The wound of humiliation arises when the child was shamed for their bodily or emotional needs, or for who they were. In a relationship, this person becomes the "chronic people-pleaser": they put the other's needs before their own until they erase themselves, and when they finally explode, the rage surprises everyone — including themselves.

The wound of betrayal forms when a parent repeatedly broke promises or used the child for their own ends. The adult with this wound needs to control everything: the schedule, finances, the other person's social relationships. Trust feels like a luxury they cannot afford.

The wound of injustice appears when the child was treated with excessive coldness or was demanded perfection. The resulting adult is rigid, self-demanding, and emotionally restrained. Carl Rogers would say there is a great distance between their "real self" and their "ideal self," generating silent, chronic suffering.

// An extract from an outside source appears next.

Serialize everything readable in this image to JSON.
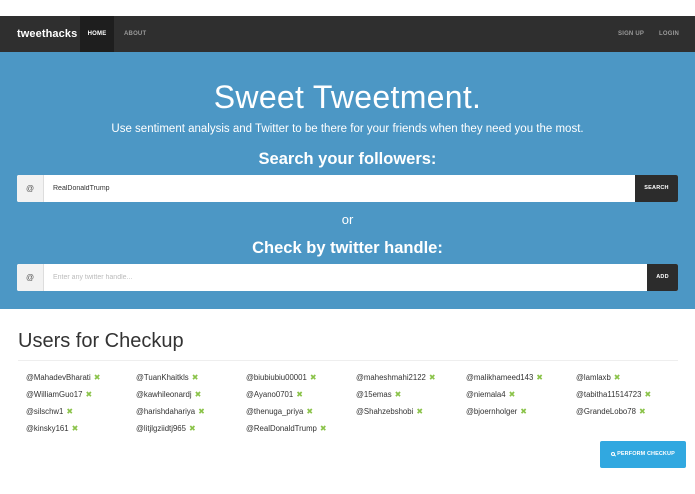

Can Childhood Wounds Be Healed?

Bourbeau states that the first step is to recognise the wound without judging it. The goal is not to blame parents — they acted from their own wounds — but to understand the mechanism so you stop repeating it. Kristin Neff proposes that self-compassion is the most effective tool for this process: treating yourself with the same tenderness you would offer a friend who is suffering.

Bowlby demonstrated that attachment style, though formed in childhood, can be modified throughout life through what he called "corrective emotional experiences": secure relationships that provide what was missing. This can happen in therapy, in a conscious partnership, or in a guided emotional archaeology process.

On LetsShine.app, sessions with the AI are designed to identify which wound activates in each relational conflict. When you understand that your reaction is not to the present but to the past, the relationship stops being a battlefield and becomes a space for shared healing.

How Do I Identify My Dominant Wound?

Observe your automatic reactions during relationship conflicts. Bourbeau suggests paying attention to the emotion that appears first: if it is fear, the wound is likely rejection or abandonment; if it is anger, it points to betrayal or injustice; if it is shame, the wound is humiliation. Goleman recommends keeping an emotional journal for at least two weeks, noting: situation, emotion, intensity (1 to 10), and the earliest associated memory.

Frequently Asked Questions

Does everyone have childhood wounds? Yes. Bourbeau maintains that everyone experiences at least one of the five wounds, and most of us have one dominant wound plus one or two secondary ones. Having wounds does not mean you had "bad parents" — it means you were a child with needs in an imperfect world.

Can I heal my wounds without therapy? It is possible to make progress with self-knowledge, reading, and tools like the guided sessions on LetsShine.app. However, for very deep wounds causing significant distress, professional support is advisable.

Are childhood wounds transmitted to children? Bowlby documented the intergenerational transmission of attachment: a parent with insecure attachment tends to create insecure attachment in their children, unless they do conscious healing work. Recognising your wounds is the first step to not repeating them.

Is it possible to have more than one active wound? Yes, and in fact that is most common. Generally there is a primary wound that activates most frequently and one or two secondary wounds that appear in specific contexts.

How long does it take to heal a childhood wound? There is no fixed timeline. Kristin Neff points out that healing is not an event but a process: every time you recognise the wound and choose a conscious response instead of an automatic reaction, you are healing.